Is high-frequency trading driving a wholesale transformation of the job market on Wall Street? It certainly seems that way, given recent comments by industry executives who point to the insatiable demand for programmers who can build ultralow-latency automated trading platforms. What’s more, with all the media coverage of high-frequency trading, there is a growing awareness among college graduates with degrees in computer science and experience in statistical techniques that high-frequency trading firms are forward-thinking, collaborative and often highly profitable places to work.
Meanwhile, though high-frequency trading is under the microscope at the SEC, more firms are getting in on the action. “People who used to be at Bear Stearns and Lehman Brothers are striking out on their own,” comments Graham Miller, CEO of Marketcetera, an open source software platform that is used to build automated trading strategies. “We’re seeing increases in investment in smaller hedge funds and stat arb strategies, so we do see a lot of growth in the middle and lower end of the market as well.”
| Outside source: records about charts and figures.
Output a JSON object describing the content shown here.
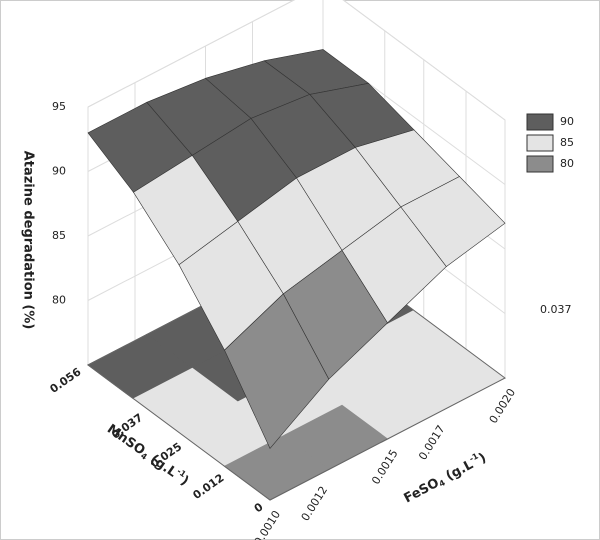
{
  "chart_data": {
    "type": "surface",
    "zlabel": "Atazine degradation (%)",
    "xlabel": [
      "FeSO",
      "4",
      " (g.L",
      "-1",
      ")"
    ],
    "ylabel": [
      "MnSO",
      "4",
      " (g.L",
      "-1",
      ")"
    ],
    "annotation": "0.037",
    "xlim": [
      0.001,
      0.002
    ],
    "ylim": [
      0,
      0.056
    ],
    "zlim": [
      75,
      95
    ],
    "xticks": [
      {
        "value": 0.001,
        "label": "0.0010"
      },
      {
        "value": 0.0012,
        "label": "0.0012"
      },
      {
        "value": 0.0015,
        "label": "0.0015"
      },
      {
        "value": 0.0017,
        "label": "0.0017"
      },
      {
        "value": 0.002,
        "label": "0.0020"
      }
    ],
    "yticks": [
      0,
      0.012,
      0.025,
      0.037,
      0.056
    ],
    "zticks": [
      80,
      85,
      90,
      95
    ],
    "x": [
      0.001,
      0.00125,
      0.0015,
      0.00175,
      0.002
    ],
    "y": [
      0,
      0.014,
      0.028,
      0.042,
      0.056
    ],
    "z": [
      [
        79,
        82,
        84,
        86,
        87
      ],
      [
        84,
        86,
        87,
        88,
        88
      ],
      [
        88,
        89,
        90,
        90,
        89
      ],
      [
        91,
        91.5,
        92,
        91.5,
        90
      ],
      [
        93,
        93,
        92.5,
        91.5,
        90
      ]
    ],
    "levels": [
      {
        "value": 90,
        "color": "#5e5e5e"
      },
      {
        "value": 85,
        "color": "#e4e4e4"
      },
      {
        "value": 80,
        "color": "#8c8c8c"
      }
    ]
  }
}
But recruiters say the skills required by HFT firms are not easy to find. And that is why proprietary trading firms are recruiting on college campuses, crisscrossing the country from Cal Tech to M.I.T. Still, not all of the best and brightest minds will end up at HFT shops, says Peter Fraenkel, chief technology officer at New York-based Pragma Securities, an agency brokerage firm that develops algorithms and provides execution services for buy-side clients. People can’t even agree on a definition of “high-frequency trading,” he notes, so it’s difficult to say whether it’s taking over the job market.
“If you define ‘high-frequency trading’ as proprietary firms and market makers who use colocation and rapid high volume to eke out a marginal per-share profit that gets multiplied out because of sheer volume, people are not going to be changing their majors so they can participate in this great movement,” Fraenkel contends, though he acknowledges that there will be a “subtle rebalancing of who’s working on what on Wall Street.”
On the other hand, since these high-speed, high-volume firms are responsible for as much as two-thirds of the daily trading volume in U.S. equities, they inevitably are exercising a certain amount of clout over the direction of the markets and the skill sets required to compete. With investment banks not hiring as many quantitative analysts and financial engineers to build new exotic CDOs or CMOs, the job market for quants is tilting in favor of trading firms that conduct low-latency algorithmic trading.
According to Peter Kolm, deputy director of the mathematics and finance program at the NYU Courant Institute of Mathematical Sciences, hiring on the Street was dead in December 2008 and January ’09, and when it began to pick up slightly in February the job openings were with algo trading firms. “Whether it was proprietary trading or pure electronic trading, those were the firms that hired in February,” he recalls. While job postings rebounded slightly in April and May as other Wall Street companies started to hire, Kolm says, “For a certain period … these algo trading and high-frequency trading shops” dominated the employment landscape.
As a sign of the growing interest in working at high-frequency trading firms, Kolm relates, a three-day workshop on high-frequency finance and quantitative strategies held by the Courant Institute in June was sold out, and the institute is repeating the program this December in New York. Further, Courant is evolving its curriculum to cater to the new demands of buy-side firms, according to Kolm, who previously worked at Goldman Sachs Asset Management.
“We teach a course in algorithmic trading and quantitative strategies,” Kolm says, explaining that students are taught to work directly with tick data and learn various techniques to analyze large data sets, with an emphasis on modeling.
The question is: Will HFT firms continue to dominate hiring going forward, or is it just a bubble? “The buy side’s request for quants has continued to increase, and it will continue to increase,” Kolm asserts. “That is the way of the future.”